On ne peut nier les grands succès acquis par le Vietnam dans sa réforme économique. Mais après plus d'une vingtaine d'années de fort développement, 2009 risque certainement d'être l'année des difficultés pour le Vietnam. L'EIU prévoit que la croissance de son PIB serait seulement de 0,3%. Une baisse sensible pour le pays mais qui demeure réduite en regard de celle que les autres pays de la région vont connaître.
Le Vietnam figure dans la liste des pays asiatiques dont la croissance économique serait positive cette année avec d'autres pays tels que l'Indonésie, l'Inde et la Chine. D'autres économies asiatiques connaîtront une croissance négative, notamment Singapour, la Corée du Sud, le Japon, la Thaïlande, la Malaisie et les Philippines.
En revanche, toujours selon l'EIU, les investissements étrangers au Vietnam baisseraient dramatiquement par rapport à 2008, de l'ordre de 70%... Le décaissement ne serait que d'environ 2,2 milliards de dollars contre les 7,6 milliards de dollars de 2008. Les entrepreneurs étrangers devraient donc être plus prudents dans leurs projets au Vietnam afin d'éviter de trop grands risques. Quant au pays, il devrait davantage s'attacher à l'amélioration de ses infrastructures comme de son système juridique, et plus particulièrement de sa fiscalité, ainsi que, de même, accentuer la lutte contre la corruption.
Autre effet de la récession, la baisse des exportations. En janvier, la plupart des pays asiatiques ont connu une chute de 31% de ce secteur. Les exportations vers plusieurs marchés essentiels du Vietnam, tels que les États-Unis, l'Union européenne ou le Japon, pourraient baisser de 60%. 2009 serait aussi une année à problèmes pour le crédit car, bien sûr, plus l'économie est mauvaise, plus les banques rechignent à accorder des prêts. Le taux de chômage devrait atteindre 8% après une année 2008 à près de 5%.
Le montant de devises transférées au pays par les Vietnamiens d'outre-mer chuterait avec moins de 8 milliards de dollars.
Bien plus, la chute du cours du pétrole brut dans le monde aura des conséquences sur les finances publiques du Vietnam. Toutefois, le déficit du budget devrait être compensé grâce aux 5 milliards de dollars d'aides publiques au développement.

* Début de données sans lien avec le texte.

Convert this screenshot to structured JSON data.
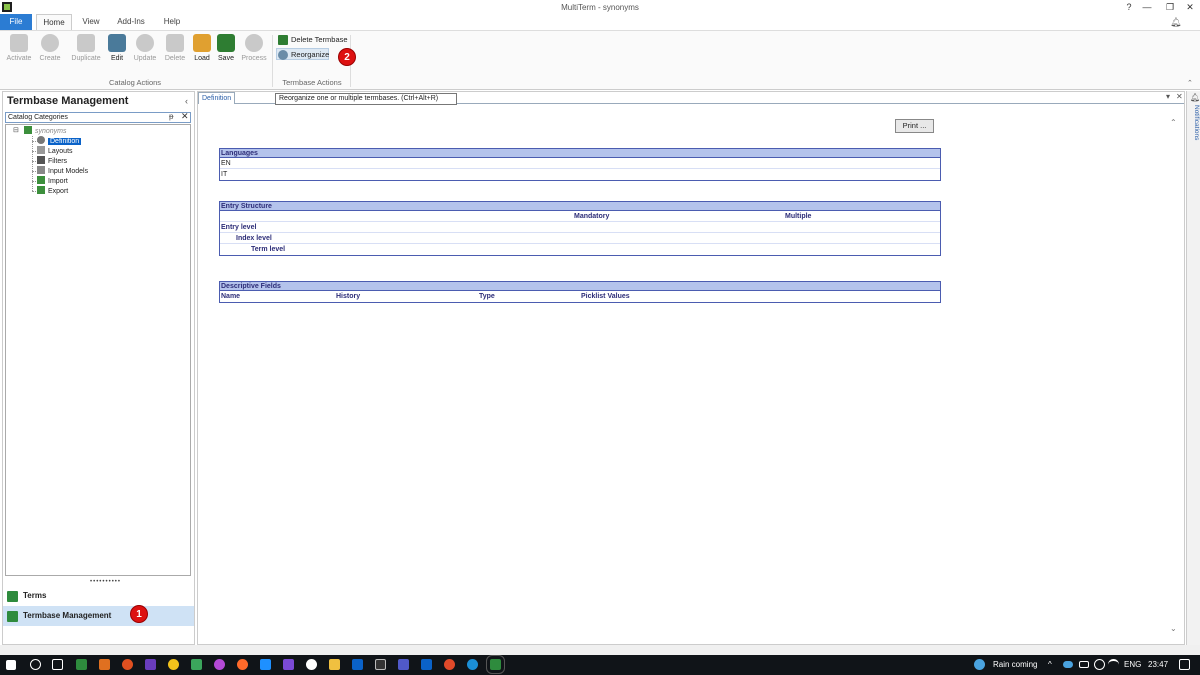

Auparavant, les organisations internationales ont prévu une croissance annuelle du PIB de 2,2% à 5% pour le Vietnam. Le gouvernement vietnamien a prévu 6%. À mon avis, l'économie mondiale devrait repartir au 2e semestre 2010 et, s'agissant du Vietnam, la croissance de son PIB devrait atteindre les 2% en 2010.
Malgré tous ces problèmes, je pense qu'il demeure nombre d'entrepreneurs étrangers qui retiennent le Vietnam pour mener leurs affaires. La baisse des investissements étrangers résulte des difficultés que rencontrent les importateurs, et non pas d'une perte de confiance. Je pense que les entreprises, lorsqu'elles comptent investir dans ce pays, devraient envisager le long terme, dans les 10 à 20 années à venir, sans se focaliser sur cette seule année difficile.
Avis d'autres experts
* Thomas Tobin, directeur général de la banque HSBC Vietnam
Je confirme que le Vietnam demeure une destination attrayante dans la région. La crise mondiale touche la plupart des pays du monde, le Vietnam n'est donc pas un cas atypique. Il conserve aussi son attrait dans la mesure où, confronté aux défis que présentent ses exportations, son inflation et son chômage, le gouvernement vietnamien a pris des politiques adéquates et énergiques que nous-mêmes apprécions fortement. Je pense que l'inflation au Vietnam serait d'environ 4% en milieu d'année avant de s'établir à un pour cent dans l'avenir plus loin.
* Docteur Vo Tri Thanh, de l'Institut central de recherche et de gestion économique
Les experts vietnamiens et étrangers ont donné diverses prévisions sur la croissance économique du Vietnam en 2009. Parmi la dizaine publiée, je pense que le taux de 0,3% prévu par EIU est peu réel.
* Docteur Vu Thành Tu Anh, expert du programme Fulbright Vietnam
L’EIU a modifié à 2 reprises ses prévisions de croissance économique pour le Vietnam avec 4,2% initialement, puis 3% et enfin 0,3%, tel que Justin Wood en fait état. Je pense que ces révisions sont parfaitement compréhensibles car une économie dépendant des investissements directs étrangers et des exportations, telle celle du Vietnam, subit directement les contrecoups d'une récession mondiale.